On the map red areas indicate “covid hotspots”, we see a London cluster of local authorities and regions around Liverpool and Manchester highlighted as high number of excess deaths with similarly high neighbours. There is also a cluster near Leicester and Birmingham where a local lockdown was put in place.


The correlation matrix indicates the co-location of BAME population in dense areas and the spatial analysis shows the correlation of high excess deaths in urban areas — pointing towards the city’s role in increasing COVID alongside more BAME people living in cities. However, this reasoning ignores the inequality and polarisation within cities. Cities are where very different socio-economic groups live side by side.
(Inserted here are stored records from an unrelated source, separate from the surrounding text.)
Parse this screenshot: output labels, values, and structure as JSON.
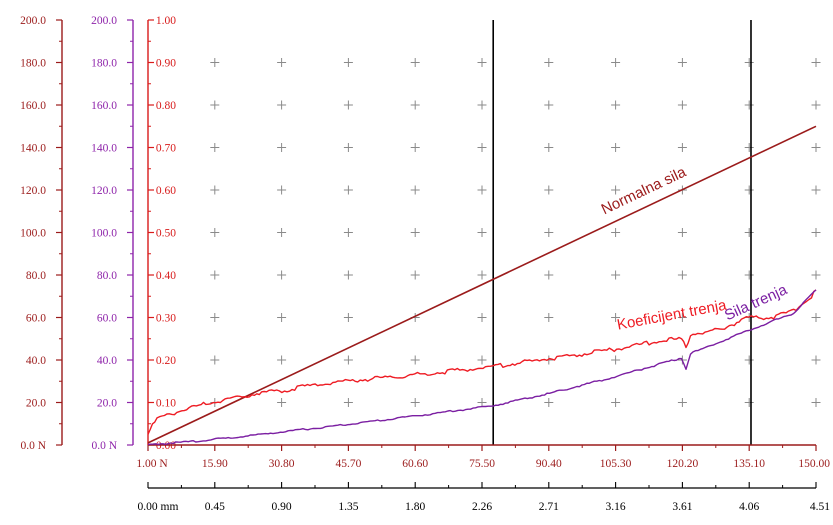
{
  "chart_data": {
    "type": "line",
    "colors": {
      "normal_force": "#9b1b1b",
      "friction_coefficient": "#ee1c24",
      "friction_force": "#7b1fa2",
      "axis_force_left": "#9b1b1b",
      "axis_force_right": "#8e24aa",
      "axis_coefficient": "#d81b1b",
      "grid_plus": "#8a8a8a",
      "marker_lines": "#000000"
    },
    "y_axes": [
      {
        "id": "force_outer",
        "ticks": [
          "0.0 N",
          "20.0",
          "40.0",
          "60.0",
          "80.0",
          "100.0",
          "120.0",
          "140.0",
          "160.0",
          "180.0",
          "200.0"
        ],
        "range": [
          0,
          200
        ]
      },
      {
        "id": "force_inner",
        "ticks": [
          "0.0 N",
          "20.0",
          "40.0",
          "60.0",
          "80.0",
          "100.0",
          "120.0",
          "140.0",
          "160.0",
          "180.0",
          "200.0"
        ],
        "range": [
          0,
          200
        ]
      },
      {
        "id": "coefficient",
        "ticks": [
          "0.00",
          "0.10",
          "0.20",
          "0.30",
          "0.40",
          "0.50",
          "0.60",
          "0.70",
          "0.80",
          "0.90",
          "1.00"
        ],
        "range": [
          0,
          1
        ]
      }
    ],
    "x_axes": [
      {
        "id": "load",
        "ticks": [
          "1.00 N",
          "15.90",
          "30.80",
          "45.70",
          "60.60",
          "75.50",
          "90.40",
          "105.30",
          "120.20",
          "135.10",
          "150.00"
        ],
        "range": [
          1,
          150
        ]
      },
      {
        "id": "distance",
        "ticks": [
          "0.00 mm",
          "0.45",
          "0.90",
          "1.35",
          "1.80",
          "2.26",
          "2.71",
          "3.16",
          "3.61",
          "4.06",
          "4.51"
        ],
        "range": [
          0,
          4.51
        ]
      }
    ],
    "vertical_markers_load": [
      78.0,
      135.5
    ],
    "series": [
      {
        "name": "Normalna sila",
        "axis": "force_inner",
        "x": [
          1.0,
          150.0
        ],
        "y": [
          1.0,
          150.0
        ]
      },
      {
        "name": "Koeficijent trenja",
        "axis": "coefficient",
        "x": [
          1.0,
          3.0,
          8.0,
          15.0,
          22.0,
          28.0,
          32.0,
          40.0,
          50.0,
          60.0,
          70.0,
          78.0,
          85.0,
          95.0,
          105.0,
          115.0,
          120.0,
          121.0,
          122.0,
          128.0,
          135.0,
          140.0,
          145.0,
          149.0,
          150.0
        ],
        "y": [
          0.03,
          0.06,
          0.08,
          0.1,
          0.115,
          0.125,
          0.13,
          0.145,
          0.155,
          0.165,
          0.175,
          0.185,
          0.195,
          0.21,
          0.225,
          0.245,
          0.25,
          0.23,
          0.26,
          0.27,
          0.3,
          0.3,
          0.315,
          0.35,
          0.365
        ]
      },
      {
        "name": "Sila trenja",
        "axis": "force_inner",
        "x": [
          1.0,
          10.0,
          20.0,
          30.0,
          45.0,
          60.0,
          78.0,
          90.0,
          105.0,
          120.0,
          121.0,
          122.0,
          135.0,
          145.0,
          150.0
        ],
        "y": [
          0.2,
          1.5,
          3.5,
          6.0,
          9.5,
          13.5,
          18.5,
          24.0,
          32.0,
          41.0,
          36.0,
          43.0,
          54.0,
          62.0,
          73.0
        ]
      }
    ]
  }
}
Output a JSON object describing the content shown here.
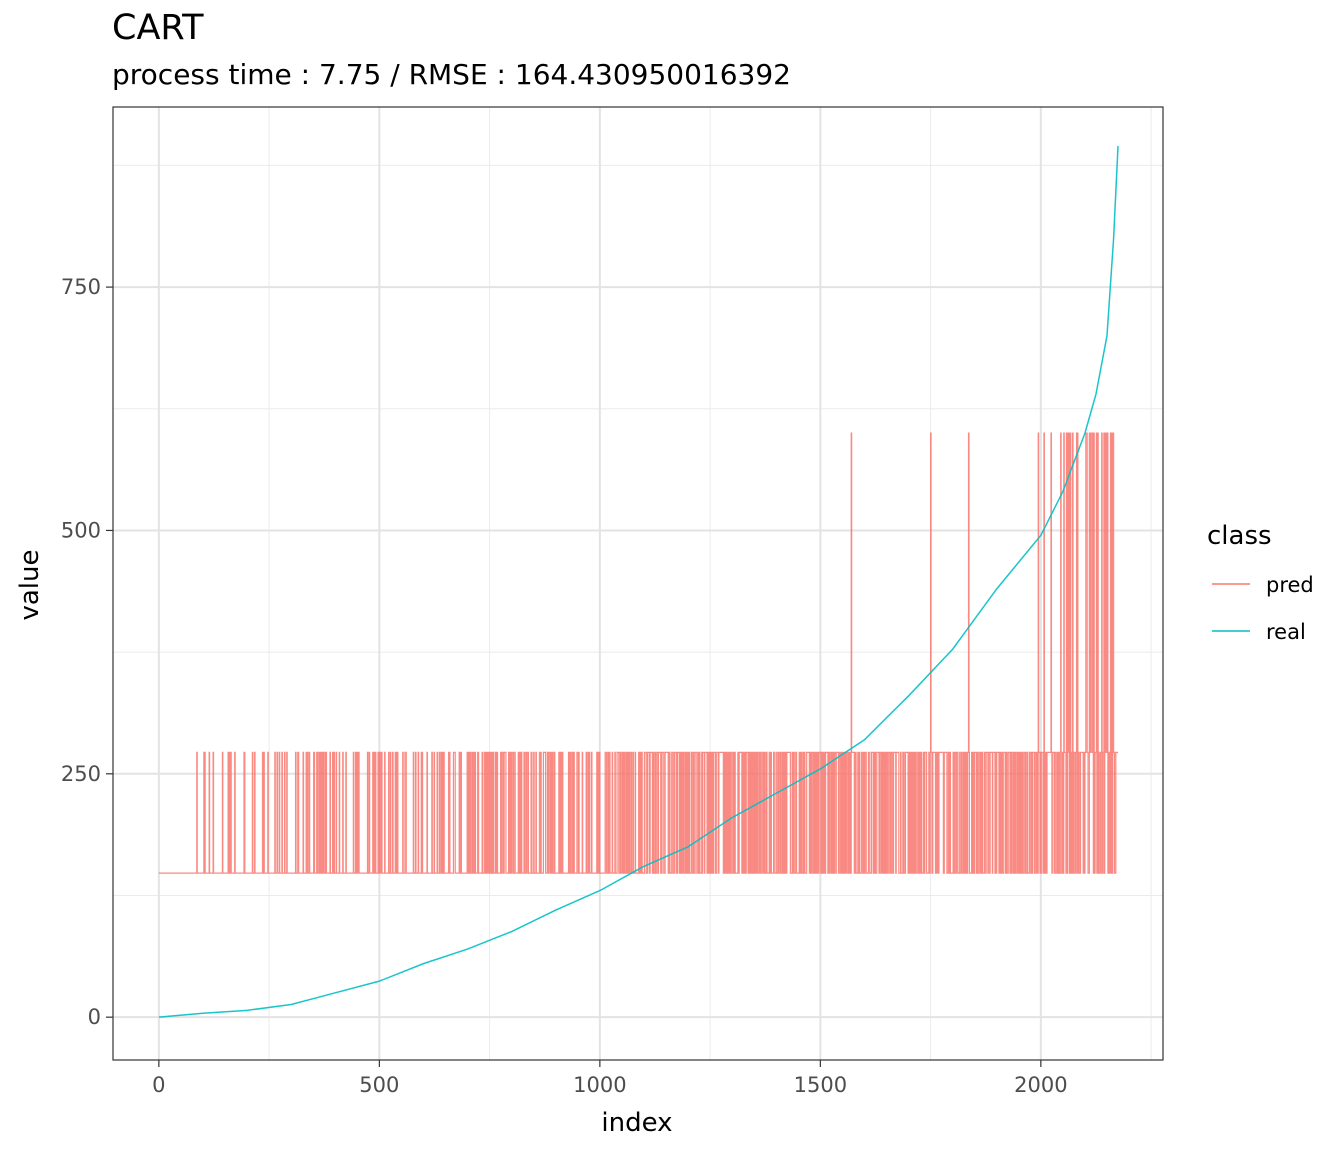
{
  "chart_data": {
    "type": "line",
    "title": "CART",
    "subtitle": "process time : 7.75 / RMSE : 164.430950016392",
    "xlabel": "index",
    "ylabel": "value",
    "xlim": [
      -104,
      2277
    ],
    "ylim": [
      -44,
      935
    ],
    "x_ticks": [
      0,
      500,
      1000,
      1500,
      2000
    ],
    "y_ticks": [
      0,
      250,
      500,
      750
    ],
    "grid": true,
    "legend": {
      "title": "class",
      "position": "right"
    },
    "series": [
      {
        "name": "pred",
        "color": "#F8766D",
        "levels": [
          148,
          272,
          600
        ],
        "x_range": [
          0,
          2175
        ],
        "note_values": "piecewise-constant predictions alternating among the listed levels"
      },
      {
        "name": "real",
        "color": "#00BFC4",
        "x": [
          0,
          100,
          200,
          300,
          400,
          500,
          600,
          700,
          800,
          900,
          1000,
          1100,
          1200,
          1300,
          1400,
          1500,
          1600,
          1700,
          1800,
          1900,
          2000,
          2050,
          2100,
          2125,
          2150,
          2165,
          2175
        ],
        "values": [
          0,
          4,
          7,
          13,
          25,
          37,
          55,
          70,
          88,
          110,
          130,
          155,
          175,
          205,
          230,
          255,
          285,
          330,
          378,
          440,
          495,
          540,
          600,
          640,
          700,
          800,
          895
        ]
      }
    ]
  }
}
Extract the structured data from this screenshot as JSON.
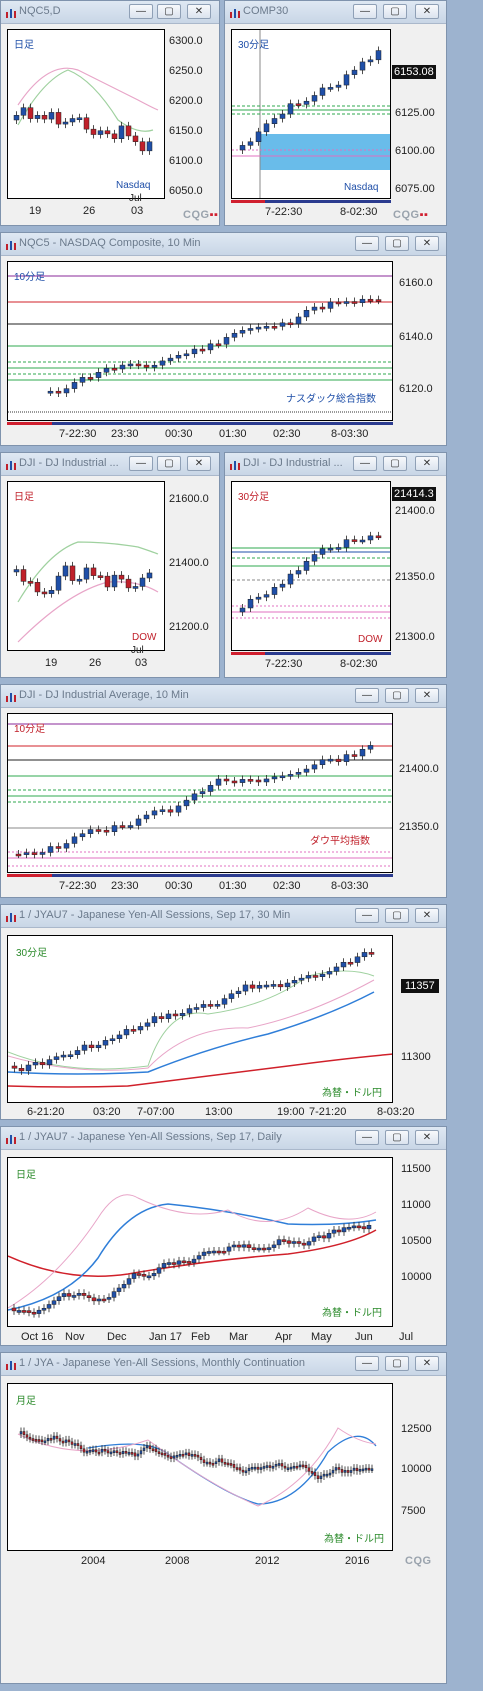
{
  "windows": [
    {
      "id": "w1",
      "title": "NQC5,D",
      "frame": "日足",
      "caption": "Nasdaq",
      "ylabels": [
        "6300.0",
        "6250.0",
        "6200.0",
        "6150.0",
        "6100.0",
        "6050.0"
      ],
      "xlabels": [
        "19",
        "26",
        "03"
      ],
      "xsub": "Jul"
    },
    {
      "id": "w2",
      "title": "COMP30",
      "frame": "30分足",
      "caption": "Nasdaq",
      "ylabels": [
        "6125.00",
        "6100.00",
        "6075.00"
      ],
      "price": "6153.08",
      "xlabels": [
        "7-22:30",
        "8-02:30"
      ]
    },
    {
      "id": "w3",
      "title": "NQC5 - NASDAQ Composite, 10 Min",
      "frame": "10分足",
      "caption": "ナスダック総合指数",
      "ylabels": [
        "6160.0",
        "6140.0",
        "6120.0"
      ],
      "xlabels": [
        "7-22:30",
        "23:30",
        "00:30",
        "01:30",
        "02:30",
        "8-03:30"
      ]
    },
    {
      "id": "w4",
      "title": "DJI - DJ Industrial ...",
      "frame": "日足",
      "caption": "DOW",
      "ylabels": [
        "21600.0",
        "21400.0",
        "21200.0"
      ],
      "xlabels": [
        "19",
        "26",
        "03"
      ],
      "xsub": "Jul"
    },
    {
      "id": "w5",
      "title": "DJI - DJ Industrial ...",
      "frame": "30分足",
      "caption": "DOW",
      "ylabels": [
        "21400.0",
        "21350.0",
        "21300.0"
      ],
      "price": "21414.3",
      "xlabels": [
        "7-22:30",
        "8-02:30"
      ]
    },
    {
      "id": "w6",
      "title": "DJI - DJ Industrial Average, 10 Min",
      "frame": "10分足",
      "caption": "ダウ平均指数",
      "ylabels": [
        "21400.0",
        "21350.0"
      ],
      "xlabels": [
        "7-22:30",
        "23:30",
        "00:30",
        "01:30",
        "02:30",
        "8-03:30"
      ]
    },
    {
      "id": "w7",
      "title": "1 / JYAU7 - Japanese Yen-All Sessions, Sep 17, 30 Min",
      "frame": "30分足",
      "caption": "為替・ドル円",
      "ylabels": [
        "11300"
      ],
      "price": "11357",
      "xlabels": [
        "6-21:20",
        "03:20",
        "7-07:00",
        "13:00",
        "19:00",
        "7-21:20",
        "8-03:20"
      ]
    },
    {
      "id": "w8",
      "title": "1 / JYAU7 - Japanese Yen-All Sessions, Sep 17, Daily",
      "frame": "日足",
      "caption": "為替・ドル円",
      "ylabels": [
        "11500",
        "11000",
        "10500",
        "10000"
      ],
      "xlabels": [
        "Oct 16",
        "Nov",
        "Dec",
        "Jan 17",
        "Feb",
        "Mar",
        "Apr",
        "May",
        "Jun",
        "Jul"
      ]
    },
    {
      "id": "w9",
      "title": "1 / JYA - Japanese Yen-All Sessions, Monthly Continuation",
      "frame": "月足",
      "caption": "為替・ドル円",
      "ylabels": [
        "12500",
        "10000",
        "7500"
      ],
      "xlabels": [
        "2004",
        "2008",
        "2012",
        "2016"
      ]
    }
  ],
  "buttons": {
    "minimize": "—",
    "restore": "▢",
    "close": "✕"
  },
  "logo": "CQG",
  "colors": {
    "up": "#1f4fa8",
    "down": "#c0202a",
    "accent": "#d01f2f"
  }
}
Analysis and policy solely focused on regions as a whole will miss these differences and more granular data would benefit this effort.

In uncertain times such as these, we often seek data to cling onto and provide some certainty; but more data about our world does not necessarily mean we understand more about our world. Complex models and machine learning won’t cleanse the data of errors and omitted testing numbers — but reinforce them. This has been a first run at trying to understand the impacts of COVID on BAME population in the UK.

In the meantime, the code and data (raw and clean) is all online. I am aware the statistical methods used are quite simple and believe that this will help communicate the picture better than hiding meaning (and my mistakes!) behind complex modelling and caveats. Sometimes simplicity can provide more clarity than complex modelling approaches, and in these uncertain times, clarity is in short supply.